Love and Storytelling
I have already briefly considered Othello's remarkable story of his life, "the battles, sieges, fortunes (1.3.130)" that he had experienced. The delectation in Othello's stories was, in the first instance, Brabantio's but soon became Desdemona's delight, also. They were rapt as he wrapped them in his narrative. Desdemona was overcome by the stories: "She thank'd me,/ And bade me,/ if I had a friend that lov'd her,/ I should but teach him how to tell my story/ And that would woo her (1.3.163-166)." Desdemona's not so subtle hint told him that his stories had made a deep impression on her.
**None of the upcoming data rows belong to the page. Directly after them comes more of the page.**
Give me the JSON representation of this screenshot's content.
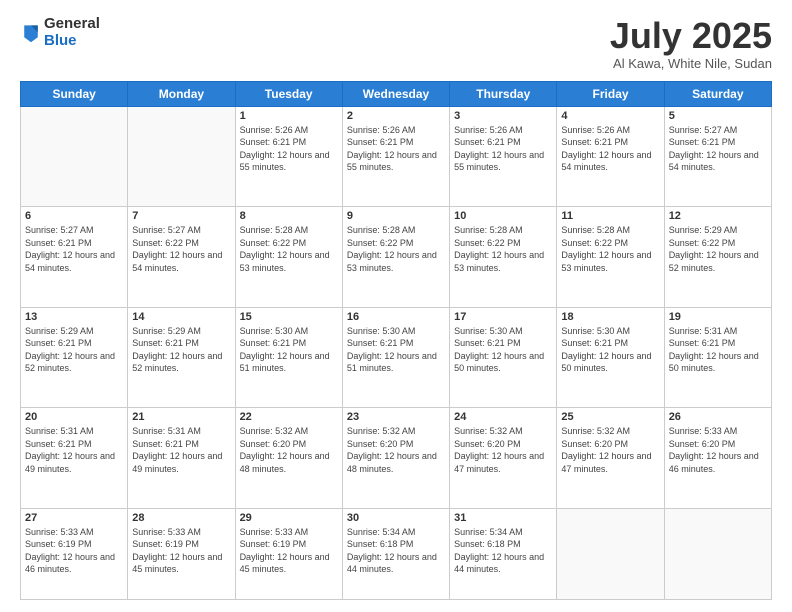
{
  "logo": {
    "general": "General",
    "blue": "Blue"
  },
  "header": {
    "month": "July 2025",
    "location": "Al Kawa, White Nile, Sudan"
  },
  "weekdays": [
    "Sunday",
    "Monday",
    "Tuesday",
    "Wednesday",
    "Thursday",
    "Friday",
    "Saturday"
  ],
  "weeks": [
    [
      {
        "day": "",
        "info": ""
      },
      {
        "day": "",
        "info": ""
      },
      {
        "day": "1",
        "info": "Sunrise: 5:26 AM\nSunset: 6:21 PM\nDaylight: 12 hours and 55 minutes."
      },
      {
        "day": "2",
        "info": "Sunrise: 5:26 AM\nSunset: 6:21 PM\nDaylight: 12 hours and 55 minutes."
      },
      {
        "day": "3",
        "info": "Sunrise: 5:26 AM\nSunset: 6:21 PM\nDaylight: 12 hours and 55 minutes."
      },
      {
        "day": "4",
        "info": "Sunrise: 5:26 AM\nSunset: 6:21 PM\nDaylight: 12 hours and 54 minutes."
      },
      {
        "day": "5",
        "info": "Sunrise: 5:27 AM\nSunset: 6:21 PM\nDaylight: 12 hours and 54 minutes."
      }
    ],
    [
      {
        "day": "6",
        "info": "Sunrise: 5:27 AM\nSunset: 6:21 PM\nDaylight: 12 hours and 54 minutes."
      },
      {
        "day": "7",
        "info": "Sunrise: 5:27 AM\nSunset: 6:22 PM\nDaylight: 12 hours and 54 minutes."
      },
      {
        "day": "8",
        "info": "Sunrise: 5:28 AM\nSunset: 6:22 PM\nDaylight: 12 hours and 53 minutes."
      },
      {
        "day": "9",
        "info": "Sunrise: 5:28 AM\nSunset: 6:22 PM\nDaylight: 12 hours and 53 minutes."
      },
      {
        "day": "10",
        "info": "Sunrise: 5:28 AM\nSunset: 6:22 PM\nDaylight: 12 hours and 53 minutes."
      },
      {
        "day": "11",
        "info": "Sunrise: 5:28 AM\nSunset: 6:22 PM\nDaylight: 12 hours and 53 minutes."
      },
      {
        "day": "12",
        "info": "Sunrise: 5:29 AM\nSunset: 6:22 PM\nDaylight: 12 hours and 52 minutes."
      }
    ],
    [
      {
        "day": "13",
        "info": "Sunrise: 5:29 AM\nSunset: 6:21 PM\nDaylight: 12 hours and 52 minutes."
      },
      {
        "day": "14",
        "info": "Sunrise: 5:29 AM\nSunset: 6:21 PM\nDaylight: 12 hours and 52 minutes."
      },
      {
        "day": "15",
        "info": "Sunrise: 5:30 AM\nSunset: 6:21 PM\nDaylight: 12 hours and 51 minutes."
      },
      {
        "day": "16",
        "info": "Sunrise: 5:30 AM\nSunset: 6:21 PM\nDaylight: 12 hours and 51 minutes."
      },
      {
        "day": "17",
        "info": "Sunrise: 5:30 AM\nSunset: 6:21 PM\nDaylight: 12 hours and 50 minutes."
      },
      {
        "day": "18",
        "info": "Sunrise: 5:30 AM\nSunset: 6:21 PM\nDaylight: 12 hours and 50 minutes."
      },
      {
        "day": "19",
        "info": "Sunrise: 5:31 AM\nSunset: 6:21 PM\nDaylight: 12 hours and 50 minutes."
      }
    ],
    [
      {
        "day": "20",
        "info": "Sunrise: 5:31 AM\nSunset: 6:21 PM\nDaylight: 12 hours and 49 minutes."
      },
      {
        "day": "21",
        "info": "Sunrise: 5:31 AM\nSunset: 6:21 PM\nDaylight: 12 hours and 49 minutes."
      },
      {
        "day": "22",
        "info": "Sunrise: 5:32 AM\nSunset: 6:20 PM\nDaylight: 12 hours and 48 minutes."
      },
      {
        "day": "23",
        "info": "Sunrise: 5:32 AM\nSunset: 6:20 PM\nDaylight: 12 hours and 48 minutes."
      },
      {
        "day": "24",
        "info": "Sunrise: 5:32 AM\nSunset: 6:20 PM\nDaylight: 12 hours and 47 minutes."
      },
      {
        "day": "25",
        "info": "Sunrise: 5:32 AM\nSunset: 6:20 PM\nDaylight: 12 hours and 47 minutes."
      },
      {
        "day": "26",
        "info": "Sunrise: 5:33 AM\nSunset: 6:20 PM\nDaylight: 12 hours and 46 minutes."
      }
    ],
    [
      {
        "day": "27",
        "info": "Sunrise: 5:33 AM\nSunset: 6:19 PM\nDaylight: 12 hours and 46 minutes."
      },
      {
        "day": "28",
        "info": "Sunrise: 5:33 AM\nSunset: 6:19 PM\nDaylight: 12 hours and 45 minutes."
      },
      {
        "day": "29",
        "info": "Sunrise: 5:33 AM\nSunset: 6:19 PM\nDaylight: 12 hours and 45 minutes."
      },
      {
        "day": "30",
        "info": "Sunrise: 5:34 AM\nSunset: 6:18 PM\nDaylight: 12 hours and 44 minutes."
      },
      {
        "day": "31",
        "info": "Sunrise: 5:34 AM\nSunset: 6:18 PM\nDaylight: 12 hours and 44 minutes."
      },
      {
        "day": "",
        "info": ""
      },
      {
        "day": "",
        "info": ""
      }
    ]
  ]
}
He continued to tell his stories, and his conclusion was "she lov'd me for the dangers I had pass'd (1.3.167)." This is only partially right, as Desdemona's later statements indicate (1.3.250-253), but it is on the right track. What is interesting, however, is the following line: "And I lov'd her that she did pity them [his dangers--1.3.168]."
The Quality of Othello's Love
So they loved each other for different reasons. This is something inviting reflection. So much emphasis in our day is placed upon "mutuality" or "egalitarianism" (though that word tended to rise and fall in the 1970s and 1980s) that couples might get the impression that love is about loving in the same way and for the same reason. But Othello's love for her says nothing about his perception of her as a woman, his appreciation of her finer qualities, his sense that he even understands anything of her past or her present. His love for her seems derivative, secondary, like a comdian's loving the crowd because it laughs at his jokes.
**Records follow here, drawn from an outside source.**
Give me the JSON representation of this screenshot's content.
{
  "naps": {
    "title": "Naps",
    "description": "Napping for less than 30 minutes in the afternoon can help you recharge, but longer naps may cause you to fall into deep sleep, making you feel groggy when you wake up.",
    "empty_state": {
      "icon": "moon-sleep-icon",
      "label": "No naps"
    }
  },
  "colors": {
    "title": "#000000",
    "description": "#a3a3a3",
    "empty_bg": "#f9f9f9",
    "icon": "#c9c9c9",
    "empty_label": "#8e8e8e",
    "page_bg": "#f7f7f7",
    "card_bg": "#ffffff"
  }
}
But there is something profoundly realistic about the way that Shakespeare has shaped his portrait of the mutual loves of Desdemona and Othello. In the June 28, 2004 New Yorker, Reagan biographer Edmund Morris speaks of the love that Nancy and Ronald Reagan had for each other. His description of course shows no indebtedness to Shakespeare's description in Othello, but it could have. Listen to his description of the President's love for Nancy:
"There is no doubt that she loved him for better and for worse, as her care of him in his last years has shown. Neither was there any equivocation in his love for her, as far as it went. But my impression is that it stopped at the frontier of his own interest (p. 48, italics added).
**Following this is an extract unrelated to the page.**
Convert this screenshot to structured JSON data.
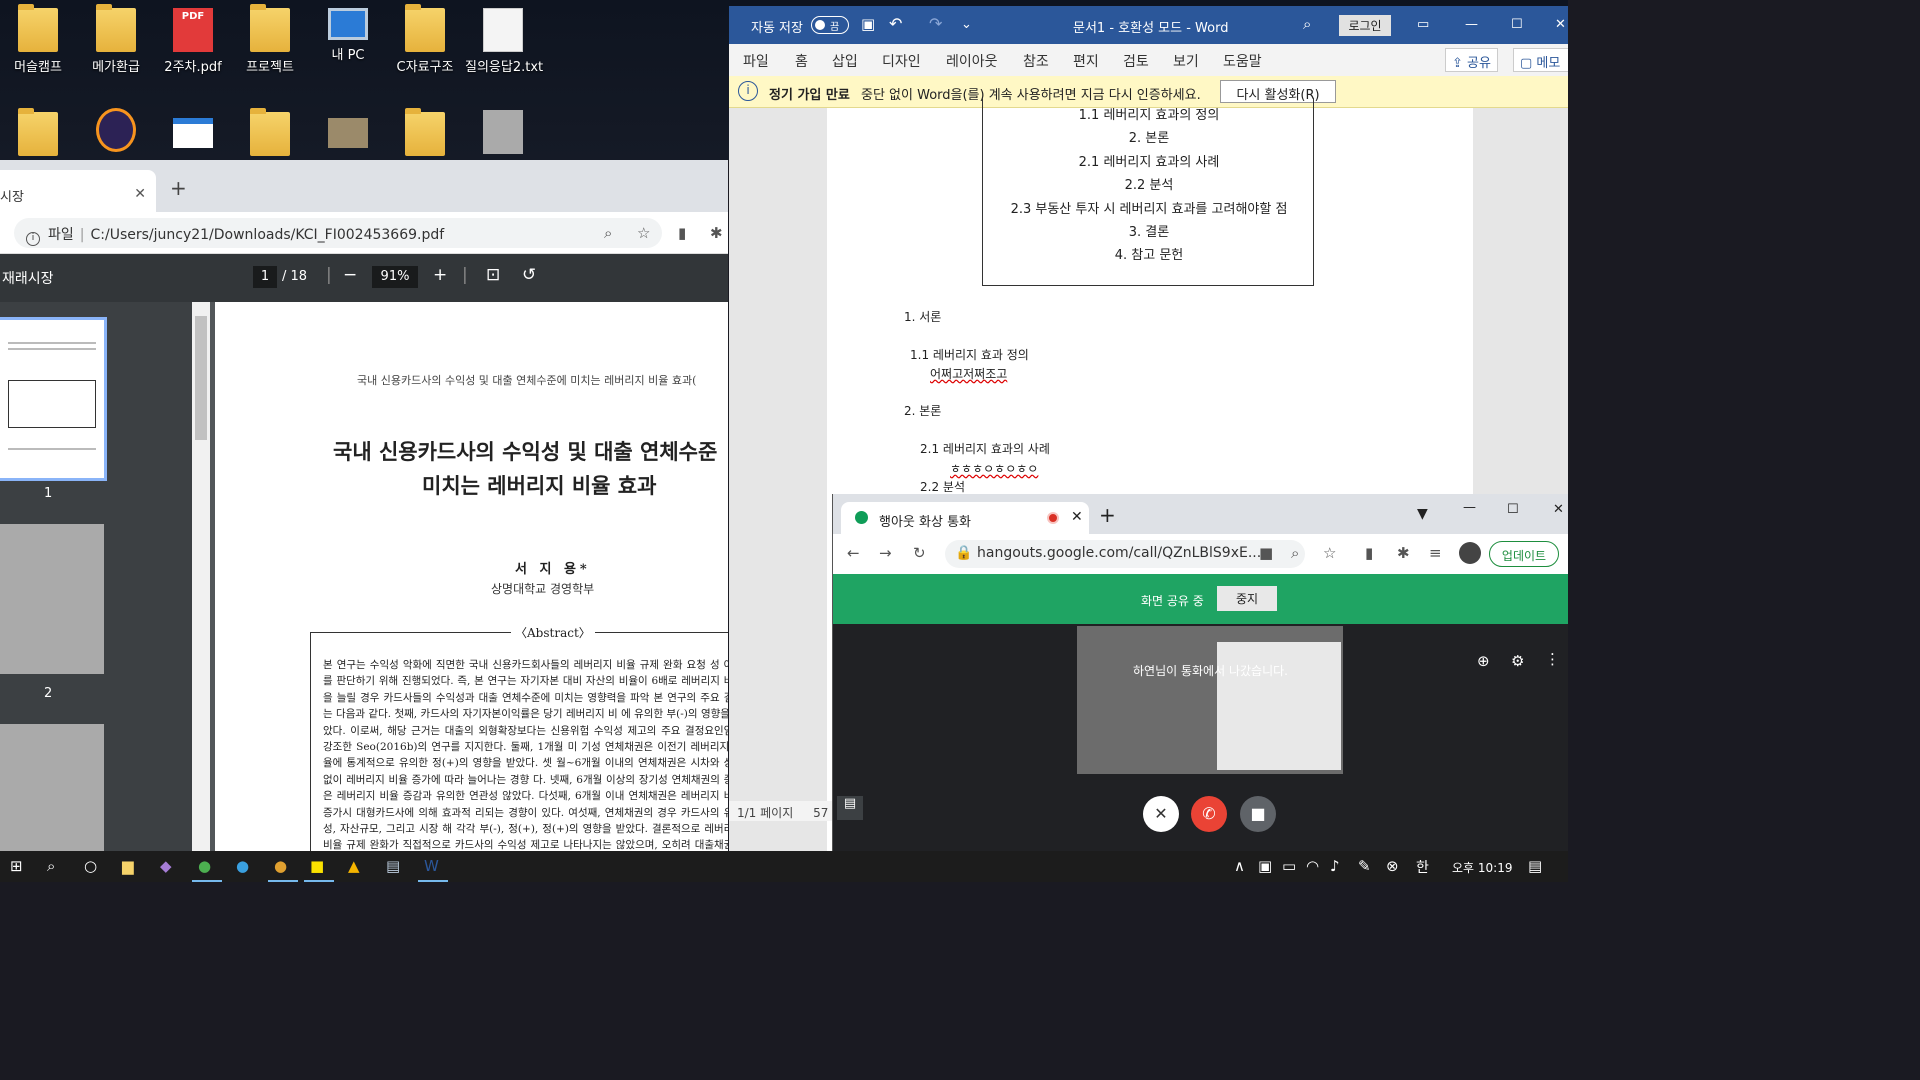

What Morris means by this statement is illustrated by Nancy Reagan's 2000 volume of love letters, "I Love You, Ronnie." In the letters of Ron to Nancy what was most striking to Morris were the lack of a single perceptive remark about her by the President. Indeed, in his personal diaries, the President would often refer to her, but it was "expressed almost entirely in terms of personal need." It never occurred to the President that she might be "lonely, too, or bereaved or frightened, that she has any identity other than--by extension--his own (Ibid.)."
Conclusion
As it was with Ron and Nancy, so it was with Othello and Desdemona. She fell in love with his visage in his mind, and he loved her because she loved his stories. When this happens (and who can doubt that it is true love?), the man has to keep telling stories and keep living adventures, and the woman must keep loving, enthralled by his visage in his mind, but delighting in every one of his valiant parts. Does this make love unequal? Of course. Is it any less love? Of course not. Is Shakespeare closer to describing the nature of most couples' true love than the jargon of today? Of course.